In spite of the title, however, the book is not an exact map or a reference guide. Its chapters cover concepts such as perception, emotions, memory, and higher consciousness, and are best read rather than referenced. The book, beautifully accented with brain-oriented artwork of both pure esthetic and illustrative value, walks a pleasing line between college textbook and coffee table art book, describing the subtle nuances of vision, language, thought, and feeling with science and art.
While the art requires no explanations, Carter uses her background as a journalist to keep the reader engaged in the science. Factual support in the form of documented cases is liberally employed to show the abstract concepts in recognizable behaviors and consequences we can all relate to. For example, in describing brain circuitry involved in controlling anger, Carter uses familiar situations, like suppressing anger when we feel we have been insulted, to illustrate the neuroscience involved. She follows with a discussion of children’s emotional maturity, pointing out that in children the areas involved in inhibition of anger are not as well developed as in adults, providing an explanation for the tantrums of a six-year-old. Carter presents the science in an engaging yet factual manner, allowing people to draw their own conclusions and connect the dots between scientific discovery and what it means in our daily lives.
By presenting neuroscience in this manner, Mapping the Mind seems to aim itself at an audience that is often forgotten: the general reader who wants to know more about a specific area of scientific study. From a scientific perspective, danger often lurks when writing for a general audience as scientific credibility can be sacrificed in order to keep readers engaged. Carter circumvents this problem by including the participation of research scientists in the writing. The book is littered with short directed essays written by specialists in specific areas of brain research.

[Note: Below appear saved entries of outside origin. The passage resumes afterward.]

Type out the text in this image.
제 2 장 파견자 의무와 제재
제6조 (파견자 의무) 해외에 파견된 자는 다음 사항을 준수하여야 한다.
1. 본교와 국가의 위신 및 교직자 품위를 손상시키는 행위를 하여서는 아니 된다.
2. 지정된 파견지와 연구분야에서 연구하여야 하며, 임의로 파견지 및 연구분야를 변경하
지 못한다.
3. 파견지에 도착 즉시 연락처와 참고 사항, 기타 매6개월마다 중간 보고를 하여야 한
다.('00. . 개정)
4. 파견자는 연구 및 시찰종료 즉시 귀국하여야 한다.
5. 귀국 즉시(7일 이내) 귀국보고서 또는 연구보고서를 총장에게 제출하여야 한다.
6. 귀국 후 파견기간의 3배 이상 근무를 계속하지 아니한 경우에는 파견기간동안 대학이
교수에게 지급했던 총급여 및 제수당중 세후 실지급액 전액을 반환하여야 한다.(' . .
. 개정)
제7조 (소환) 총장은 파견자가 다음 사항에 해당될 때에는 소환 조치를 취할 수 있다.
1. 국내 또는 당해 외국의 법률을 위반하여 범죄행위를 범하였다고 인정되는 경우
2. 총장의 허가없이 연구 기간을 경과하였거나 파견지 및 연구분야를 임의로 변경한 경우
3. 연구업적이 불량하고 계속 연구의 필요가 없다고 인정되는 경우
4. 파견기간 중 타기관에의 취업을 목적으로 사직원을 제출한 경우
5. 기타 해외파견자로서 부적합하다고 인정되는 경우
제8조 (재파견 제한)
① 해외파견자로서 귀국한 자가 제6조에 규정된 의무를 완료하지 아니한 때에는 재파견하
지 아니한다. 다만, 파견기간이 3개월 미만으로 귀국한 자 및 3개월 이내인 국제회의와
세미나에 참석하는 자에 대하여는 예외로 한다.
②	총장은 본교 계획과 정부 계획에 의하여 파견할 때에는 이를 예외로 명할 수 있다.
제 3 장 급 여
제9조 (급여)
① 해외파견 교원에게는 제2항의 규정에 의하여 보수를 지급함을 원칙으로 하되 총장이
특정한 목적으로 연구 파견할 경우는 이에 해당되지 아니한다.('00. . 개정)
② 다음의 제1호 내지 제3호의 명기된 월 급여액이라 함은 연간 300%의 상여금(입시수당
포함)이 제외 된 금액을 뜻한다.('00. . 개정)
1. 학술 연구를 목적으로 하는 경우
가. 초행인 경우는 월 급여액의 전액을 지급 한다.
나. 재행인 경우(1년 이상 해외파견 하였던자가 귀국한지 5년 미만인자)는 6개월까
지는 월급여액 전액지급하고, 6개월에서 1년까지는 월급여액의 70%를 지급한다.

One of my favorite features of the boo is the optical illusions. As a teacher, I am always searching for ways to make information relevant to the reader. Mapping the Mind does this by peppering appropriate chapters with optical illusions that illustrated how the brain processes information. These delicious enigmas do not stand alone as supplementary information or unrelated facts but are accompanied by textual explanations and insights into what causes the perceptual incongruities. I found many of these explanations so good at conveying basic brain principles that I borrowed some of them for use in lecturers.

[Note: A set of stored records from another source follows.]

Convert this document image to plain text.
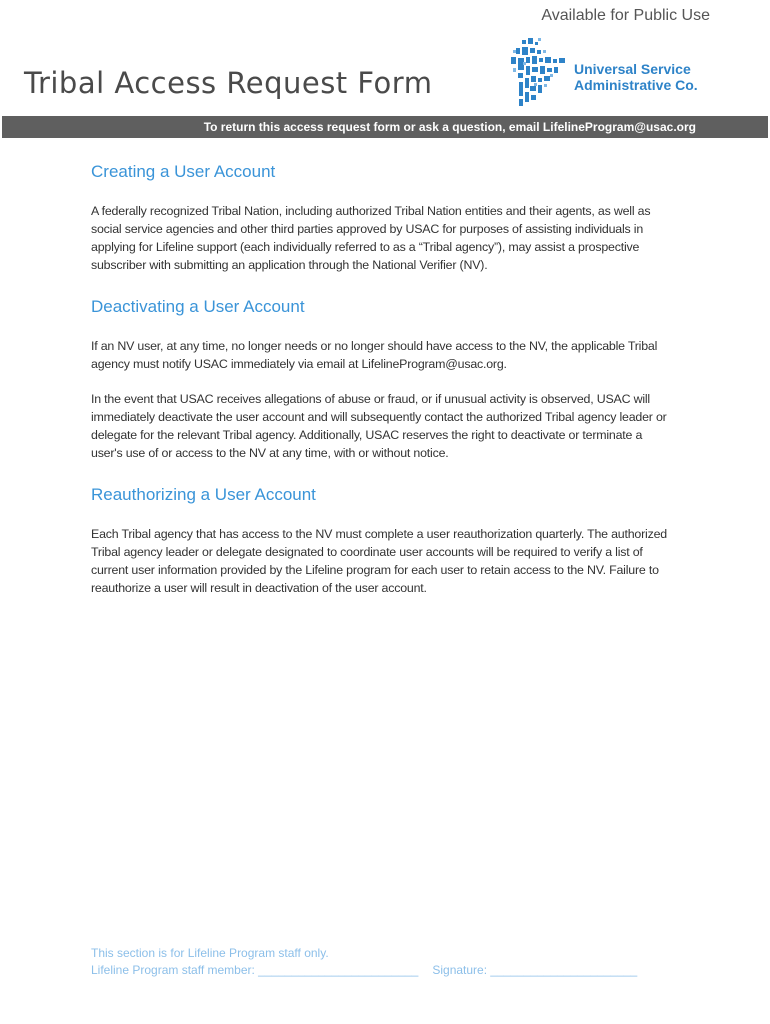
Available for Public Use
Tribal Access Request Form	Universal Service
Administrative Co.
To return this access request form or ask a question, email LifelineProgram@usac.org
Creating a User Account

A federally recognized Tribal Nation, including authorized Tribal Nation entities and their agents, as well as social service agencies and other third parties approved by USAC for purposes of assisting individuals in applying for Lifeline support (each individually referred to as a “Tribal agency”), may assist a prospective subscriber with submitting an application through the National Verifier (NV).

Deactivating a User Account

If an NV user, at any time, no longer needs or no longer should have access to the NV, the applicable Tribal agency must notify USAC immediately via email at LifelineProgram@usac.org.

In the event that USAC receives allegations of abuse or fraud, or if unusual activity is observed, USAC will immediately deactivate the user account and will subsequently contact the authorized Tribal agency leader or delegate for the relevant Tribal agency. Additionally, USAC reserves the right to deactivate or terminate a user's use of or access to the NV at any time, with or without notice.

Reauthorizing a User Account

Each Tribal agency that has access to the NV must complete a user reauthorization quarterly. The authorized Tribal agency leader or delegate designated to coordinate user accounts will be required to verify a list of current user information provided by the Lifeline program for each user to retain access to the NV. Failure to reauthorize a user will result in deactivation of the user account.

This section is for Lifeline Program staff only.
Lifeline Program staff member: ________________________ Signature: ______________________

From our unique place history we can, at present, use our overly developed neo-cortex in combination with the tools of science to examine our own minds at work. Our journey is to try and figure out who we are. Rather than providing us with an academic textbook, Mapping the Mind serves as a sort of kiosk map saying ‘you are here’ with a big red dot. Mapping the Mind shows us where we are by giving us a snapshot of how we work. There are many books out there that explain the mind. The unique perspective of this book is that it uses the brain itself to guide the journey.